Author’s Response to Comment – June 29, 2015
Torben, thank you for the detailed review of my book “The Ventures Essential Albums Discography.” I appreciate your candid comments, both the positives and the negatives. In some cases, the omissions were because of my lack of reference information. For example, my personal collection of the albums is in storage and I only had access to my digital collection of those albums. Therefore, I did not have access to the album jackets with the names of the song composers. You are correct about “Only Hits” and “Rocky Road” being recorded by alternate musicians and “On Stage” being studio recordings and not live on stage. But I included them because they are officially part of The Ventures’ catalog, despite the deception by the record company’s. On the singers, I didn’t include them because I did not believe they were official members of the band. No slight to them was intended, but my supposition was that they would be in the same category as additional studio musicians who have appeared along with the main members of the band on their recordings.
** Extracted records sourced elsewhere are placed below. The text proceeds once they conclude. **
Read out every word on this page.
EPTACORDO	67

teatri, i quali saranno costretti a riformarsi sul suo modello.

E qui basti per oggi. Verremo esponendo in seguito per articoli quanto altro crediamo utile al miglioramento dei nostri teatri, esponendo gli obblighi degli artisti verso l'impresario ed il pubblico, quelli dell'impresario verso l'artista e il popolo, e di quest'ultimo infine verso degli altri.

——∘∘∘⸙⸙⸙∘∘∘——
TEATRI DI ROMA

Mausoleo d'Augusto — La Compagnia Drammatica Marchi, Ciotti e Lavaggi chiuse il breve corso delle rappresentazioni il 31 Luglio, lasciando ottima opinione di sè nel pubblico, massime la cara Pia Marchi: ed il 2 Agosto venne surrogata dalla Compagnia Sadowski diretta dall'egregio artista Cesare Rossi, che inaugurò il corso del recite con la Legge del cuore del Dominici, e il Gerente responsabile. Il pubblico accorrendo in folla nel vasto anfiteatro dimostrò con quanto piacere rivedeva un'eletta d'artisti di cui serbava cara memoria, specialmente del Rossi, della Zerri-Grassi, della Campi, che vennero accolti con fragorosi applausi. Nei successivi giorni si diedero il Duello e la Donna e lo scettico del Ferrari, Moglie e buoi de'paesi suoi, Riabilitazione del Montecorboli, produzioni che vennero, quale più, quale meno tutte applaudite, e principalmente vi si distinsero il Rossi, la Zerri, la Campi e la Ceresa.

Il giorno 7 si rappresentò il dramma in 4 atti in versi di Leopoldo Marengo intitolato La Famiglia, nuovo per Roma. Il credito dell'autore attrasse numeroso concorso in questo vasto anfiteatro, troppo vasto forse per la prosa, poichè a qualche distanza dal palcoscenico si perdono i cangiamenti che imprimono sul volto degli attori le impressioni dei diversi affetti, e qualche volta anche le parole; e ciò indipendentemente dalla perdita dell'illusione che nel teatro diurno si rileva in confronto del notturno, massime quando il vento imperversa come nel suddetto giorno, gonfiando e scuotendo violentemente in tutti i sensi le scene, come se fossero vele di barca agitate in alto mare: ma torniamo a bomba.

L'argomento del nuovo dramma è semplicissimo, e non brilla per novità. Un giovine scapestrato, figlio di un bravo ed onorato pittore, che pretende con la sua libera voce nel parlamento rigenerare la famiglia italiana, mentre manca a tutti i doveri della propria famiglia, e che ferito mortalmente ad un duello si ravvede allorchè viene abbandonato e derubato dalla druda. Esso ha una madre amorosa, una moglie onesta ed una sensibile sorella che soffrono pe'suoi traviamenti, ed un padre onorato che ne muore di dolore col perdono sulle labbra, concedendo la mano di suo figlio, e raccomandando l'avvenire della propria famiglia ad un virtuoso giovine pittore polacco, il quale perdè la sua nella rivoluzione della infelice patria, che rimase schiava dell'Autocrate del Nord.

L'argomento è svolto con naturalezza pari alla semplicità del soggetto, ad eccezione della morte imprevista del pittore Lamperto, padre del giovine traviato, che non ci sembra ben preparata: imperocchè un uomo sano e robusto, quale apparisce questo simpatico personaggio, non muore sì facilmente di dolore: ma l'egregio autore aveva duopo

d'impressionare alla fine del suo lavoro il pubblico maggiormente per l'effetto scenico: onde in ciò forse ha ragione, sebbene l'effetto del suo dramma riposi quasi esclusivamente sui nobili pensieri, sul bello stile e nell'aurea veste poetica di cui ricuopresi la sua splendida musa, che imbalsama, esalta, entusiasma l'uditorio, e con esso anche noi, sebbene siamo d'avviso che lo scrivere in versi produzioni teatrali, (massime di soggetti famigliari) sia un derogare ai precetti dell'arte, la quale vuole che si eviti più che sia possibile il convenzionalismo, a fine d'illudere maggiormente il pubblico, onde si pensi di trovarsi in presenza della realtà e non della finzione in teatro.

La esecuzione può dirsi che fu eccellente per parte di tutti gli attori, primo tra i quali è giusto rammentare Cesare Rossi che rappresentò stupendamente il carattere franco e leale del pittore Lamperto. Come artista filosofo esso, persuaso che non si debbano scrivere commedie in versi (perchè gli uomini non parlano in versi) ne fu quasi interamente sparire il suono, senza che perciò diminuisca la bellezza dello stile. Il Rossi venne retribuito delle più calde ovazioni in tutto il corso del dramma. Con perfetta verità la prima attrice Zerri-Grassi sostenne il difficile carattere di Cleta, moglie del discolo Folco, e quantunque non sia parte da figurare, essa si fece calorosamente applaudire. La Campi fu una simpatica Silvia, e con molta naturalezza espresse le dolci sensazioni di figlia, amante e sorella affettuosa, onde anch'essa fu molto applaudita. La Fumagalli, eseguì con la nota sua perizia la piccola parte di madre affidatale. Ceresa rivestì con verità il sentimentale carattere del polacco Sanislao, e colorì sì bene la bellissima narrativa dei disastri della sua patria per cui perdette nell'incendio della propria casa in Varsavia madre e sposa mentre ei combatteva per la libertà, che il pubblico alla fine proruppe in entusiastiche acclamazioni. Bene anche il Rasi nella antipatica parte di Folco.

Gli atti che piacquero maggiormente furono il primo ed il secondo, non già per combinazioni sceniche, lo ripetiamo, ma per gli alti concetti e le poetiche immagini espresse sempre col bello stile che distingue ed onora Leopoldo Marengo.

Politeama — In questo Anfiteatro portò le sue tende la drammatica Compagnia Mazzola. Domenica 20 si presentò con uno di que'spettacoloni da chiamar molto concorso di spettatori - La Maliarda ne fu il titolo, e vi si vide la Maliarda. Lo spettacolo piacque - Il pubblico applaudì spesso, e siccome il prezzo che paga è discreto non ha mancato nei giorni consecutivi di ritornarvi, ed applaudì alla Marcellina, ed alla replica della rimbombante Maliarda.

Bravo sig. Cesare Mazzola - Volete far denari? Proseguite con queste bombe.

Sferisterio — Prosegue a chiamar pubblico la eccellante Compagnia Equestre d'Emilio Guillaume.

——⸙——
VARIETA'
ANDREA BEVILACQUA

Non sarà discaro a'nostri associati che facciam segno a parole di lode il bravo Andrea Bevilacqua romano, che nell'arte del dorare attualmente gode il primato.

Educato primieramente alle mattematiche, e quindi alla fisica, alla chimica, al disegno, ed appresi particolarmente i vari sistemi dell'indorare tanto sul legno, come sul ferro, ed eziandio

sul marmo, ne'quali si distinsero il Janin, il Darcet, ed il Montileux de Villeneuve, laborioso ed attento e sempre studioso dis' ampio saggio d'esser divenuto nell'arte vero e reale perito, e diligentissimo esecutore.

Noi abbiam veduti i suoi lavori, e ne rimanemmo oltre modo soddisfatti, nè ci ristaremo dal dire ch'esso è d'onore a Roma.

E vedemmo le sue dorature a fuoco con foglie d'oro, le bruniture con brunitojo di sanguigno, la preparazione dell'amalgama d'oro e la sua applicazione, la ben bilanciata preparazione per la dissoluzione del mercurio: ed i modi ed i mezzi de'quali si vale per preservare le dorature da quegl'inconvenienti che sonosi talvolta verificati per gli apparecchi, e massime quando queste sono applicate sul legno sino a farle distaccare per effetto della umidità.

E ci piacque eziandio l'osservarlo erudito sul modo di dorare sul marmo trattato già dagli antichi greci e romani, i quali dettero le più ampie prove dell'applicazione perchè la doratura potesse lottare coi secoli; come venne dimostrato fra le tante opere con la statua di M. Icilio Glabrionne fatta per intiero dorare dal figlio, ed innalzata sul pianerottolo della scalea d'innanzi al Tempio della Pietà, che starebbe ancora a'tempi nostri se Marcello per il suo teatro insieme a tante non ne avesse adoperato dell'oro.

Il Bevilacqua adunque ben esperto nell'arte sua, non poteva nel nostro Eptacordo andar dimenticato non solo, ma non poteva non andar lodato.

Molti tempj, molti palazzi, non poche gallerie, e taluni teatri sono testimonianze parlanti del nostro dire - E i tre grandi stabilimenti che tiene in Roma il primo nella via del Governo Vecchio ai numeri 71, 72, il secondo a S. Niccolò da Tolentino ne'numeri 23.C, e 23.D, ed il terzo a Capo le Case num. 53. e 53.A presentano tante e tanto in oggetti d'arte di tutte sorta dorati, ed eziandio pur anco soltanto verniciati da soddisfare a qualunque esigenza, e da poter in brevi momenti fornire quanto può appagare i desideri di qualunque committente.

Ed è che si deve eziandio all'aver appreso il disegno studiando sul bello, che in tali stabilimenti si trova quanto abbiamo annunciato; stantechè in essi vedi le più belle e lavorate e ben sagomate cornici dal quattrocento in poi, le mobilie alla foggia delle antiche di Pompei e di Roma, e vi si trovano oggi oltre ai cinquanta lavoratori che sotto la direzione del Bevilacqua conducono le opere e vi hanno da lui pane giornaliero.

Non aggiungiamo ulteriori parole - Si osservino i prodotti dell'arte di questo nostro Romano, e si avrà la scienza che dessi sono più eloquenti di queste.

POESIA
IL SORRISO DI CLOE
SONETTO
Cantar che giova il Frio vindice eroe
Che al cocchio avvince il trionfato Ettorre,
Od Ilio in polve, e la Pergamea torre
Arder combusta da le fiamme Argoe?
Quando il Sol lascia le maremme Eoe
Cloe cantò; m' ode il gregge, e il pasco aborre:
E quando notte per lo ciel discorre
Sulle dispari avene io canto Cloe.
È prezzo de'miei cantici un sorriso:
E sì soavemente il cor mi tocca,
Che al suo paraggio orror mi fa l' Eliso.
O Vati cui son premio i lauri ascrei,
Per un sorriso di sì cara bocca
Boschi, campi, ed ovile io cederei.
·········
Lastly, regarding the high price of the book, I can only blame that on the “system.” This book is self-published through Lulu.com and is printed on heavy stock, glossy paper and with the illustrations in full color. Therefore the basic cost of printing was higher than if I had gone with black and white images. In addition, on Lulu.com, I was able to apply a 50% markdown on the price. However, I have no control over the price or discount set by other sellers. In fact, would you believe that I receive a royalty of less than $1 US for each copy sold outside of Lulu.com? It might be considered bad taste for me to write about the pricing, but I just want to assure you and other potential buyers, that I’m not trying to take advantage financially. The price of the book is a factor of the way the system works. I put this book together because of my love of The Ventures and their music, and cleared it with the band before going ahead with the project.
Torben’s Response to Author – June 29, 2015
Thanks for the comment on my review of your book. I appreciate the points that you are making. As for the price of the book, I understand that you have little or no control over this. I am glad you decided to go for illustrations in colour. Using illustrations in black-and-white would have been a poor choice.
Clearly, this volume is a labour of love. You did not compile this catalogue to make money. You did it because you hold the Ventures and their music in high regard. I can relate to that. I feel the same way.
Your book is a fine summary of what the band has accomplished in a career that spans more than 50 years. I for one am glad it is now available to fans all over the world.